The Argonauts might be ready to pull another upset. The Blue Bombers are only 4½-point favourites, although they had a much better record than Toronto (15-3 to the Argos’ 11-7) in the deeper West Division. Quarterback Zach Collaros is banged-up. Bob (Knuckles) Irving, the now-retired broadcaster who has seen more Winnipeg football than anyone alive, also recently told The Bob McCown Show that these Blue Bombers are not as dominant as the ’21 team.
Toronto and quarterback McLeod Bethel-Thompson have nothing to lose.
In terms of how inthehammer readers feel about it, there is the recency factor of Hamilton having lost to Winnipeg twice in a row. Last December — do you have to remind people? — the Tiger-Cats were five yards away from a Grey Cup-winning touchdown in the closing seconds of the fourth quarter at Tim Hortons Field. Winnipeg made a goal-line stand, with all-star halfback Deatrick Nichols tipping a pass away from slotback from Jaelon Acklin. The Tiger-Cats settled for a field goal and overtime, where they lost 33-25.

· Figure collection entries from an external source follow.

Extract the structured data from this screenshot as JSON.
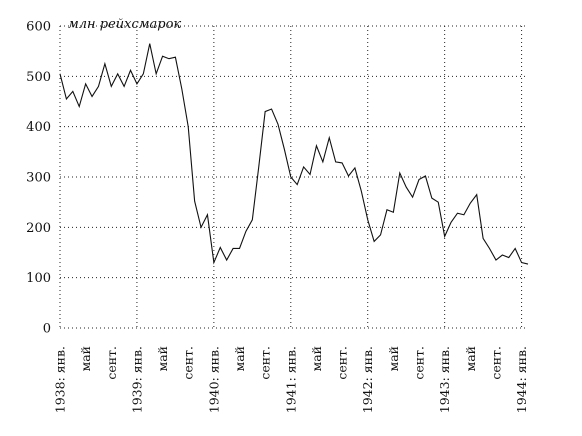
{
  "chart_data": {
    "type": "line",
    "ylabel": "млн рейхсмарок",
    "ylim": [
      0,
      600
    ],
    "y_ticks": [
      "0",
      "100",
      "200",
      "300",
      "400",
      "500",
      "600"
    ],
    "x_ticks": [
      {
        "label": "1938: янв.",
        "index": 0
      },
      {
        "label": "май",
        "index": 4
      },
      {
        "label": "сент.",
        "index": 8
      },
      {
        "label": "1939: янв.",
        "index": 12
      },
      {
        "label": "май",
        "index": 16
      },
      {
        "label": "сент.",
        "index": 20
      },
      {
        "label": "1940: янв.",
        "index": 24
      },
      {
        "label": "май",
        "index": 28
      },
      {
        "label": "сент.",
        "index": 32
      },
      {
        "label": "1941: янв.",
        "index": 36
      },
      {
        "label": "май",
        "index": 40
      },
      {
        "label": "сент.",
        "index": 44
      },
      {
        "label": "1942: янв.",
        "index": 48
      },
      {
        "label": "май",
        "index": 52
      },
      {
        "label": "сент.",
        "index": 56
      },
      {
        "label": "1943: янв.",
        "index": 60
      },
      {
        "label": "май",
        "index": 64
      },
      {
        "label": "сент.",
        "index": 68
      },
      {
        "label": "1944: янв.",
        "index": 72
      }
    ],
    "grid": true,
    "series": [
      {
        "values": [
          505,
          455,
          470,
          440,
          485,
          460,
          480,
          525,
          480,
          505,
          480,
          512,
          485,
          505,
          565,
          505,
          540,
          535,
          538,
          475,
          400,
          252,
          200,
          225,
          130,
          160,
          135,
          158,
          158,
          192,
          215,
          320,
          430,
          435,
          405,
          355,
          300,
          285,
          320,
          305,
          362,
          330,
          378,
          330,
          328,
          302,
          318,
          272,
          215,
          172,
          185,
          235,
          230,
          308,
          280,
          260,
          295,
          302,
          258,
          250,
          182,
          210,
          228,
          225,
          248,
          265,
          178,
          158,
          135,
          145,
          140,
          158,
          130,
          127
        ]
      }
    ]
  }
}
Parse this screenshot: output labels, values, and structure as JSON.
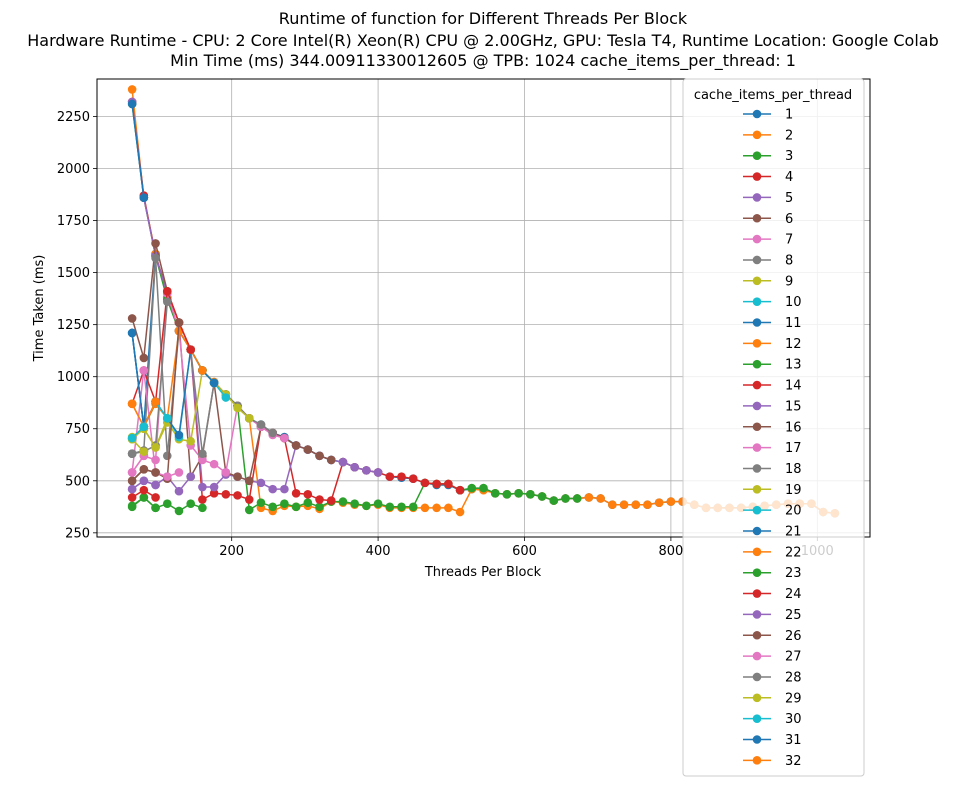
{
  "chart_data": {
    "type": "line",
    "title_lines": [
      "Runtime of function for Different Threads Per Block",
      "Hardware Runtime - CPU: 2 Core Intel(R) Xeon(R) CPU @ 2.00GHz, GPU: Tesla T4, Runtime Location: Google Colab",
      "Min Time (ms) 344.00911330012605 @ TPB: 1024 cache_items_per_thread: 1"
    ],
    "xlabel": "Threads Per Block",
    "ylabel": "Time Taken (ms)",
    "xlim": [
      16,
      1072
    ],
    "ylim": [
      230,
      2430
    ],
    "xticks": [
      200,
      400,
      600,
      800,
      1000
    ],
    "yticks": [
      250,
      500,
      750,
      1000,
      1250,
      1500,
      1750,
      2000,
      2250
    ],
    "grid": true,
    "legend": {
      "title": "cache_items_per_thread",
      "placement": "upper right"
    },
    "colors": [
      "#1f77b4",
      "#ff7f0e",
      "#2ca02c",
      "#d62728",
      "#9467bd",
      "#8c564b",
      "#e377c2",
      "#7f7f7f",
      "#bcbd22",
      "#17becf"
    ],
    "series": [
      {
        "name": "1",
        "x": [
          64,
          80,
          96,
          112,
          128,
          144,
          160,
          176,
          192,
          208,
          224,
          240,
          256,
          272,
          288,
          304,
          320,
          336,
          352,
          368,
          384,
          400,
          416,
          432,
          448,
          464,
          480,
          496,
          512,
          528,
          544,
          560,
          576,
          592,
          608,
          624,
          640,
          656,
          672,
          688,
          704,
          720,
          736,
          752,
          768,
          784,
          800,
          816,
          832,
          848,
          864,
          880,
          896,
          912,
          928,
          944,
          960,
          976,
          992,
          1008,
          1024
        ],
        "y": [
          1210,
          760,
          1590,
          1380,
          1220,
          1130,
          1030,
          970,
          915,
          860,
          800,
          770,
          730,
          710,
          670,
          650,
          620,
          600,
          590,
          565,
          550,
          540,
          520,
          515,
          510,
          490,
          480,
          480,
          455,
          460,
          460,
          440,
          435,
          440,
          435,
          425,
          405,
          415,
          415,
          420,
          415,
          385,
          385,
          385,
          385,
          395,
          400,
          400,
          385,
          370,
          370,
          370,
          370,
          375,
          380,
          385,
          390,
          390,
          390,
          350,
          344
        ]
      },
      {
        "name": "2",
        "x": [
          64,
          80,
          96,
          112,
          128,
          144,
          160,
          176,
          192,
          208,
          224,
          240,
          256,
          272,
          288,
          304,
          320,
          336,
          352,
          368,
          384,
          400,
          416,
          432,
          448,
          464,
          480,
          496,
          512,
          528,
          544,
          560,
          576,
          592,
          608,
          624,
          640,
          656,
          672,
          688,
          704,
          720,
          736,
          752,
          768,
          784,
          800,
          816,
          832,
          848,
          864,
          880,
          896,
          912,
          928,
          944,
          960,
          976,
          992,
          1008,
          1024
        ],
        "y": [
          2380,
          1860,
          1590,
          1380,
          1220,
          1130,
          1030,
          975,
          915,
          860,
          800,
          370,
          355,
          380,
          375,
          380,
          365,
          400,
          395,
          385,
          380,
          385,
          370,
          370,
          370,
          370,
          370,
          370,
          350,
          460,
          455,
          440,
          435,
          440,
          435,
          425,
          405,
          415,
          415,
          420,
          415,
          385,
          385,
          385,
          385,
          395,
          400,
          400,
          385,
          370,
          370,
          370,
          370,
          375,
          380,
          385,
          390,
          390,
          390,
          350,
          344
        ]
      },
      {
        "name": "3",
        "x": [
          64,
          80,
          96,
          112,
          128,
          144,
          160,
          176,
          192,
          208,
          224,
          240,
          256,
          272,
          288,
          304,
          320,
          336,
          352,
          368,
          384,
          400,
          416,
          432,
          448,
          464,
          480,
          496,
          512,
          528,
          544,
          560,
          576,
          592,
          608,
          624,
          640,
          656,
          672
        ],
        "y": [
          2310,
          1860,
          1580,
          1370,
          1220,
          1130,
          1030,
          970,
          915,
          860,
          360,
          395,
          375,
          390,
          375,
          395,
          375,
          400,
          400,
          390,
          380,
          390,
          375,
          375,
          375,
          490,
          485,
          485,
          455,
          465,
          465,
          440,
          435,
          440,
          435,
          425,
          405,
          415,
          415
        ]
      },
      {
        "name": "4",
        "x": [
          64,
          80,
          96,
          112,
          128,
          144,
          160,
          176,
          192,
          208,
          224,
          240,
          256,
          272,
          288,
          304,
          320,
          336,
          352,
          368,
          384,
          400,
          416,
          432,
          448,
          464,
          480,
          496,
          512
        ],
        "y": [
          2320,
          1870,
          1580,
          1410,
          1260,
          1130,
          410,
          440,
          435,
          430,
          410,
          760,
          730,
          705,
          440,
          435,
          410,
          405,
          590,
          565,
          550,
          540,
          520,
          520,
          510,
          490,
          485,
          485,
          455
        ]
      },
      {
        "name": "5",
        "x": [
          64,
          80,
          96,
          112,
          128,
          144,
          160,
          176,
          192,
          208,
          224,
          240,
          256,
          272,
          288,
          304,
          320,
          336,
          352,
          368,
          384,
          400
        ],
        "y": [
          2320,
          1860,
          1580,
          1400,
          1220,
          1130,
          470,
          470,
          530,
          520,
          500,
          490,
          460,
          460,
          670,
          650,
          620,
          600,
          590,
          565,
          550,
          540
        ]
      },
      {
        "name": "6",
        "x": [
          64,
          80,
          96,
          112,
          128,
          144,
          160,
          176,
          192,
          208,
          224,
          240,
          256,
          272,
          288,
          304,
          320,
          336
        ],
        "y": [
          1280,
          1090,
          1640,
          1410,
          1260,
          520,
          620,
          970,
          540,
          520,
          500,
          760,
          730,
          705,
          670,
          650,
          620,
          600
        ]
      },
      {
        "name": "7",
        "x": [
          64,
          80,
          96,
          112,
          128,
          144,
          160,
          176,
          192,
          208,
          224,
          240,
          256,
          272
        ],
        "y": [
          540,
          620,
          600,
          1400,
          1220,
          670,
          600,
          580,
          540,
          860,
          800,
          760,
          720,
          705
        ]
      },
      {
        "name": "8",
        "x": [
          64,
          80,
          96,
          112,
          128,
          144,
          160,
          176,
          192,
          208,
          224,
          240,
          256
        ],
        "y": [
          630,
          645,
          1570,
          620,
          1220,
          1130,
          630,
          970,
          915,
          860,
          800,
          770,
          730
        ]
      },
      {
        "name": "9",
        "x": [
          64,
          80,
          96,
          112,
          128,
          144,
          160,
          176,
          192,
          208,
          224
        ],
        "y": [
          710,
          750,
          660,
          780,
          700,
          690,
          1030,
          970,
          915,
          850,
          800
        ]
      },
      {
        "name": "10",
        "x": [
          64,
          80,
          96,
          112,
          128,
          144,
          160,
          176,
          192
        ],
        "y": [
          705,
          760,
          870,
          800,
          710,
          1130,
          1030,
          970,
          900
        ]
      },
      {
        "name": "11",
        "x": [
          64,
          80,
          96,
          112,
          128,
          144,
          160,
          176
        ],
        "y": [
          1210,
          760,
          880,
          800,
          720,
          1130,
          1030,
          970
        ]
      },
      {
        "name": "12",
        "x": [
          64,
          80,
          96,
          112,
          128,
          144,
          160
        ],
        "y": [
          870,
          760,
          870,
          800,
          1220,
          1130,
          1030
        ]
      },
      {
        "name": "13",
        "x": [
          64,
          80,
          96,
          112,
          128,
          144,
          160
        ],
        "y": [
          375,
          420,
          370,
          390,
          355,
          390,
          370
        ]
      },
      {
        "name": "14",
        "x": [
          64,
          80,
          96,
          112,
          128,
          144
        ],
        "y": [
          870,
          1030,
          880,
          1410,
          1260,
          1130
        ]
      },
      {
        "name": "15",
        "x": [
          64,
          80,
          96,
          112,
          128,
          144
        ],
        "y": [
          460,
          500,
          480,
          520,
          450,
          520
        ]
      },
      {
        "name": "16",
        "x": [
          64,
          80,
          96,
          112,
          128
        ],
        "y": [
          500,
          555,
          540,
          510,
          1260
        ]
      },
      {
        "name": "17",
        "x": [
          64,
          80,
          96,
          112,
          128
        ],
        "y": [
          540,
          1030,
          540,
          520,
          540
        ]
      },
      {
        "name": "18",
        "x": [
          64,
          80,
          96,
          112
        ],
        "y": [
          630,
          640,
          670,
          1360
        ]
      },
      {
        "name": "19",
        "x": [
          64,
          80,
          96,
          112
        ],
        "y": [
          700,
          750,
          660,
          800
        ]
      },
      {
        "name": "20",
        "x": [
          64,
          80,
          96,
          112
        ],
        "y": [
          705,
          760,
          880,
          800
        ]
      },
      {
        "name": "21",
        "x": [
          64,
          80,
          96
        ],
        "y": [
          1210,
          760,
          880
        ]
      },
      {
        "name": "22",
        "x": [
          64,
          80,
          96
        ],
        "y": [
          870,
          760,
          880
        ]
      },
      {
        "name": "23",
        "x": [
          64,
          80,
          96
        ],
        "y": [
          380,
          420,
          370
        ]
      },
      {
        "name": "24",
        "x": [
          64,
          80,
          96
        ],
        "y": [
          420,
          455,
          420
        ]
      },
      {
        "name": "25",
        "x": [
          64,
          80,
          96
        ],
        "y": [
          460,
          500,
          480
        ]
      },
      {
        "name": "26",
        "x": [
          64,
          80,
          96
        ],
        "y": [
          500,
          555,
          540
        ]
      },
      {
        "name": "27",
        "x": [
          64,
          80
        ],
        "y": [
          540,
          620
        ]
      },
      {
        "name": "28",
        "x": [
          64,
          80
        ],
        "y": [
          630,
          645
        ]
      },
      {
        "name": "29",
        "x": [
          64,
          80
        ],
        "y": [
          700,
          640
        ]
      },
      {
        "name": "30",
        "x": [
          64,
          80
        ],
        "y": [
          705,
          760
        ]
      },
      {
        "name": "31",
        "x": [
          64,
          80
        ],
        "y": [
          2310,
          1860
        ]
      },
      {
        "name": "32",
        "x": [
          64
        ],
        "y": [
          870
        ]
      }
    ]
  }
}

Two seasons earlier, Winnipeg removed all doubt with a 33-12 win where Hamilton did not score a touchdown. Those wins contributed to Hamilton, probably the best supported team in the East Division, now having a 22-season Grey Cup drought, the longest in the nine-team league.
Ottawa has managed to win in that time, even though it was out of the CFL for 10 of those seasons. And Hamilton has to acknowledge that the Argonauts manage to drink from that silver cup every so often. Toronto has won thrice in this century: in 2004, ’12 and ’17 (perhaps tellingly, though, the game was held in Ontario each time).
That is decent, considering the paucity of support for Argonauts. Maybe that is the thing. Hamilton might harbour a hate-on for all things T.O., but it is hard to affix that to the Argonauts when the CFL is about the ninth-most popular sport in Toronto.
The others, in rough order: Maple Leafs games, Maple Leafs practices, Maple Leafs morning skates; the Blue Jays when they win enough for bandwagon fans to rummage for gear from 1992 and ’93; the Raptors and Toronto FC who actually have won in this century, followed by municipal decay and sprinting to work since the subway is shut down again.
Again, whatever the reasons, enjoy the Grey Cup, if you so choose. Please keep in mind that the Americans added fourth down to football; the point awarded when a missed field goal attempt is not run out of the end zone is a single, not a rouge; and the running start before the snap is called a waggle. Those receivers are slotbacks, covered by halfbacks, as Winnipeg’s Deatrick Nichols illustrated so deftly at a decisive moment one December Sunday here last year.